Étienne Gonnu : C’est pour cela qu’on t’a proposé, quand tu as pris contact avec nous, de venir nous parler de ce rapport. On s’est dit qu’il y aurait sans doute matière à discuter déjà de ce rapport, particulièrement, et puis, au-delà de ça, de tirer les enjeux plus globaux sur ces questions de la régulation des espaces numériques. Ça touche beaucoup à ce que fait l’April puisqu’on agit là-dessus. Comme tu le disais, la technique n’est pas neutre, il y a des rapports de forces politiques qui s’inscrivent dedans, différents intérêts qui vont parfois s’opposer, donc des actions politiques sont à mener et c’est intéressant de voir, justement, comment s’appuyer sur ces textes.
Est-ce que tu veux nous présenter rapidement, de toute façon nous rentrerons dans les détails après, nous dessiner les grandes lignes de ton travail avec ce rapport ?

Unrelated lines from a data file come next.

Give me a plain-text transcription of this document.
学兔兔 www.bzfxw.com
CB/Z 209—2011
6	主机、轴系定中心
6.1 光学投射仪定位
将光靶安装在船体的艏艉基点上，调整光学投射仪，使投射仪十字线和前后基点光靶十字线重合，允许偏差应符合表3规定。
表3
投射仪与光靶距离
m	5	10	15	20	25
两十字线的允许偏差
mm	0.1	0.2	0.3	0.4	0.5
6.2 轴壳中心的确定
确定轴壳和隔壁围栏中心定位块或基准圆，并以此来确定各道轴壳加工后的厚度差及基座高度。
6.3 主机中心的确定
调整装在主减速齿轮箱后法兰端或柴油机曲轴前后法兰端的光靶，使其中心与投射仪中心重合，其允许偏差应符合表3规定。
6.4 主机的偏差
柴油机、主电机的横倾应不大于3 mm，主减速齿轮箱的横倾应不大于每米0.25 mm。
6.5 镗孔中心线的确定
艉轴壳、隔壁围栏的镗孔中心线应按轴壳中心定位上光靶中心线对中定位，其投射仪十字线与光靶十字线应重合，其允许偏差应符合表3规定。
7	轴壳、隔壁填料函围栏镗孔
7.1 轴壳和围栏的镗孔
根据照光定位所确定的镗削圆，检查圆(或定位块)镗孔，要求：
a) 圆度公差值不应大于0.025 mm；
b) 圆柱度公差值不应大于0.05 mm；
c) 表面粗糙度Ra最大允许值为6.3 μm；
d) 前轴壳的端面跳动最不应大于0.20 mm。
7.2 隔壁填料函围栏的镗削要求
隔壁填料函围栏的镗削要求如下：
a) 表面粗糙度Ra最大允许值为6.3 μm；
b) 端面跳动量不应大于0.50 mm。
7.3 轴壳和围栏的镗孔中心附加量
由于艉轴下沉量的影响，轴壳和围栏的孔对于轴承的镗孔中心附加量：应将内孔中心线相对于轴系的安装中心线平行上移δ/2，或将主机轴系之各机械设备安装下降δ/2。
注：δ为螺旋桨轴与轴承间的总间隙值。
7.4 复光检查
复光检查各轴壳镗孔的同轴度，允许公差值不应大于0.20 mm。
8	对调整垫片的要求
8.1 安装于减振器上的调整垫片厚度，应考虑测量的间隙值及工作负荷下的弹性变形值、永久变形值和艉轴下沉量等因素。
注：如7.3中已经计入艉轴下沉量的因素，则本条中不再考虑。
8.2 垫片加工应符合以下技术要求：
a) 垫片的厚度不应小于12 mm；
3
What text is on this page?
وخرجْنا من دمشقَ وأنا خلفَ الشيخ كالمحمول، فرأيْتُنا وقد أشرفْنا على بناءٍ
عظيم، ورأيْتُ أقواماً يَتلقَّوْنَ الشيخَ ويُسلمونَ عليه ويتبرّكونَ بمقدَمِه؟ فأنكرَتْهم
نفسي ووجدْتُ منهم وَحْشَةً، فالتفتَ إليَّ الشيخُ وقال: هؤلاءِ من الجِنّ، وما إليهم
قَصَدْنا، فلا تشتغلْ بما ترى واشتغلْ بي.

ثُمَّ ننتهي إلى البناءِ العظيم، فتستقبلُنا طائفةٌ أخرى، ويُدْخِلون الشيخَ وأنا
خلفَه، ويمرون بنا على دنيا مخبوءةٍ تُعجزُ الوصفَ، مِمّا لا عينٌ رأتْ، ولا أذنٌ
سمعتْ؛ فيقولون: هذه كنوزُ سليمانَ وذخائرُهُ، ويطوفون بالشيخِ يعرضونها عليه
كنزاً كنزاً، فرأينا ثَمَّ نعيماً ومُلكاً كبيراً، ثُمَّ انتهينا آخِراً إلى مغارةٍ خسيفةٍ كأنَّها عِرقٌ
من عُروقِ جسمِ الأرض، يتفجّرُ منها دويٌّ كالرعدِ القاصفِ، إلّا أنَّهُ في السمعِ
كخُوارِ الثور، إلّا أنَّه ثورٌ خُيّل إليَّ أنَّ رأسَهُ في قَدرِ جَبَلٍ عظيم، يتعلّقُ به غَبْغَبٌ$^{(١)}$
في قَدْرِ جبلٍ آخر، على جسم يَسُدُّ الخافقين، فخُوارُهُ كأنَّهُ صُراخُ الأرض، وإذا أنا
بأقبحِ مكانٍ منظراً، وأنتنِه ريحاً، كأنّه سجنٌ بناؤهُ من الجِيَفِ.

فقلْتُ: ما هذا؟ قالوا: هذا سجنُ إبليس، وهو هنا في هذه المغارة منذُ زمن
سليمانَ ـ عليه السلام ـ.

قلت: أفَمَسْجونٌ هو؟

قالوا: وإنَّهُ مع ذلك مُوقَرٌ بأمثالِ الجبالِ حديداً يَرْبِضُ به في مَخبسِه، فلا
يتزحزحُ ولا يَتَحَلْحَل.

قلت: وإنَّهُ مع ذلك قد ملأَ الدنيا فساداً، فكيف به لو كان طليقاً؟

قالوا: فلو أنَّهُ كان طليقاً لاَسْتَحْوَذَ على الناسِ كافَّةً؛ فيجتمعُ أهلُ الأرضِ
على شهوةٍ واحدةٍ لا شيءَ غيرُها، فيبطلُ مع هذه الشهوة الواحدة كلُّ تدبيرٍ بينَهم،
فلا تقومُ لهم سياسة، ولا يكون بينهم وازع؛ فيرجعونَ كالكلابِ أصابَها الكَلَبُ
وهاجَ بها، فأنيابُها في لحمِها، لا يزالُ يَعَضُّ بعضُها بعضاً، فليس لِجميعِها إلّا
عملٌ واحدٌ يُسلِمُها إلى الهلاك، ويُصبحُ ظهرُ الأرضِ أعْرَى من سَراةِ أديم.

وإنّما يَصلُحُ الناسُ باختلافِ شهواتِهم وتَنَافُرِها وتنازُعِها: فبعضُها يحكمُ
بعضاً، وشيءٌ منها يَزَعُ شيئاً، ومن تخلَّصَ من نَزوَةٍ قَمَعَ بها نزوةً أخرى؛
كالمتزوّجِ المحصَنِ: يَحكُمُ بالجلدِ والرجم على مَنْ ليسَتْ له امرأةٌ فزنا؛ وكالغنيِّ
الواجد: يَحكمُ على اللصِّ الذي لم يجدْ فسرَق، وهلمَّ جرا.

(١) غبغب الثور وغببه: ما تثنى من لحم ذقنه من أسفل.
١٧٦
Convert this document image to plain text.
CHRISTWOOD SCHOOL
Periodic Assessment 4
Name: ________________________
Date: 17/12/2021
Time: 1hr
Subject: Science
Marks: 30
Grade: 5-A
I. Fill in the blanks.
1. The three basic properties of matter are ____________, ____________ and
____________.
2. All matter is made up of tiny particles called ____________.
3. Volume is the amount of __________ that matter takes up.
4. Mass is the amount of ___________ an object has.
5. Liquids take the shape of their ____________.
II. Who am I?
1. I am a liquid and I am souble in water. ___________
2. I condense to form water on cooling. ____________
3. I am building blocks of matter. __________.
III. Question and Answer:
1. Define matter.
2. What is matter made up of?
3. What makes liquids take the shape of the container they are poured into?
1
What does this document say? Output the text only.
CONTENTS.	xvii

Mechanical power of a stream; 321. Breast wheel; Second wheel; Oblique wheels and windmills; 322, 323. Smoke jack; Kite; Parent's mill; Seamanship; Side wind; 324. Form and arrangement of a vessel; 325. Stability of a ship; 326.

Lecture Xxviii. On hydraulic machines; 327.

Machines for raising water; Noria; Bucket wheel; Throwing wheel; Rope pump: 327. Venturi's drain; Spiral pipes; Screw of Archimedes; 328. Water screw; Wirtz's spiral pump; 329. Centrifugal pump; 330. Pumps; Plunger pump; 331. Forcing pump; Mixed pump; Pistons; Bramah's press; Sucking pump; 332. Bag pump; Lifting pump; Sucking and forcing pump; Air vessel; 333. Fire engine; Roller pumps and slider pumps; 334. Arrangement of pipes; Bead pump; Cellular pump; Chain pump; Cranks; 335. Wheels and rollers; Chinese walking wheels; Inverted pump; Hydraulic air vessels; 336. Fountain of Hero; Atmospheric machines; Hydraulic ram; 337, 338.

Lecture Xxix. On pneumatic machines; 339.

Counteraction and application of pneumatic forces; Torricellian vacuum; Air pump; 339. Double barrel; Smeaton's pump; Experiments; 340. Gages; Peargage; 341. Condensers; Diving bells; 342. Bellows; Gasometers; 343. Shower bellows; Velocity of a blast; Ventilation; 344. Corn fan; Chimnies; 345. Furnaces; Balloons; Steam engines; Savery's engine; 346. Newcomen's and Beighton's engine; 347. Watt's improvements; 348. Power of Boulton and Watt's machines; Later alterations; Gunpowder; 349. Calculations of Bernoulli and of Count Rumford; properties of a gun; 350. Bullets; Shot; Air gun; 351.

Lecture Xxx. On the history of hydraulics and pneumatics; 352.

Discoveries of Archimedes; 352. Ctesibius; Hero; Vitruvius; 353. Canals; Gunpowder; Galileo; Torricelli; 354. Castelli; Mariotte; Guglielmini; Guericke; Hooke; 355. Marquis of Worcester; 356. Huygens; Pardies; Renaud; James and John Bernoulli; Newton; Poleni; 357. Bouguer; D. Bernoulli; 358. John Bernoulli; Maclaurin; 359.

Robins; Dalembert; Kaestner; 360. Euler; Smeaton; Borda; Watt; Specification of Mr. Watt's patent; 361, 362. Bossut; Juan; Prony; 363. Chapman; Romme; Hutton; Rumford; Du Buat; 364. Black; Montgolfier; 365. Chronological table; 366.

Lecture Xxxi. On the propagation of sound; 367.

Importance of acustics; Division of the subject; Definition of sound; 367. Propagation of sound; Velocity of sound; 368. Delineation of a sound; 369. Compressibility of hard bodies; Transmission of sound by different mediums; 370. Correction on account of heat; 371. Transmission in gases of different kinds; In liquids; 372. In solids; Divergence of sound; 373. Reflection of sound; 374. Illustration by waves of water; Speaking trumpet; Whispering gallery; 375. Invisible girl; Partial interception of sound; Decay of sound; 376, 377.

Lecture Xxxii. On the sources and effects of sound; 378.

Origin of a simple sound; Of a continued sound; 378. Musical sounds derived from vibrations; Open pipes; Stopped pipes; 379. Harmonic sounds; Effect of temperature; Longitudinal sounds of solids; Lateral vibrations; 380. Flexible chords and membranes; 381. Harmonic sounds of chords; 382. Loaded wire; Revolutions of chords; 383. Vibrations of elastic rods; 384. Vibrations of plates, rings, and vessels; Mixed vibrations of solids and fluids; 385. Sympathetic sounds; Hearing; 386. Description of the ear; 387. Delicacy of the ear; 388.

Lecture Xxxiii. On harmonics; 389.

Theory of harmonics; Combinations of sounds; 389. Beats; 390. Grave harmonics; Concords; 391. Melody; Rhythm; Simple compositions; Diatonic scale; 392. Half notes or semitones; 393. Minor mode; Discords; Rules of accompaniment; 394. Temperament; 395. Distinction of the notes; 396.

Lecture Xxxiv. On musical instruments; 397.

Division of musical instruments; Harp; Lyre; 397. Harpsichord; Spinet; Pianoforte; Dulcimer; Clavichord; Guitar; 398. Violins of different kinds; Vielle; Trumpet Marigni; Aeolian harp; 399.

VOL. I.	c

Suzanne Vergnolle : Les objectifs de mon rapport étaient effectivement de proposer des recommandations et des conseils pour garantir l’implication fructueuse et utile des organisations de la société civile dans la mise en œuvre du DSA.
La mise en œuvre du DSA est assez compliquée parce qu’il y a plusieurs niveaux : il y a le niveau national avec des régulateurs nationaux qui vont avoir un champ de compétences et puis il y a aussi le niveau européen où, en fait, c’est la Commission européenne qui est chargée de s’assurer de la conformité aux règles prévues par ce texte pour les très grandes plateformes et les très grands moteurs de recherche, ceux qui ont le plus d’impact pour la société et pour les Européens.
La volonté c’était vraiment de baser mon travail non seulement sur des recherches juridiques – qu’est-ce qui existe, qu’est-ce qui est possible, qu’est-ce que le règlement permet en termes de collaboration avec la société civile –, mais aussi de m’informer grâce à des entretiens que j’ai pu effectuer avec des experts, avec des personnalités qualifiées, sur ce qui fonctionne dans des coopérations et ce qui ne fonctionne pas. Donc d’apprendre un petit peu de ça et puis, derrière, de formuler des recommandations.
Mon travail a été principalement orienté vers la Commission européenne parce que c’était, notamment, un des régulateurs clés et surtout parce que c’est une des rares fois, première fois presque, que la Commission européenne est chargée de mettre en œuvre, concrètement, un texte juridique avec des pouvoirs d’enquête, des pouvoirs de sanction, etc., donc presque un rôle quasi-juridictionnel, quasi-juge, alors même que ce n’est pas dans son champ, dans son domaine d’action général. Pour rappel, la Commission européenne c’est l’exécutif de l’Europe, elle propose des textes juridiques, elle n’a pas vraiment comme mission générale d’agir pour faire en sorte que ces textes soient concrètement respectés. Avec cette opportunité de ces nouveaux pouvoirs qui lui sont conférés, il y a un terrain à construire et, dans ce terrain, l’idée c’était de mettre aussi de la société civile et de l’intelligence collective en accord, en rapport avec la Commission européenne pour que ces pouvoirs soient mis en œuvre de manière intelligente et cohérente.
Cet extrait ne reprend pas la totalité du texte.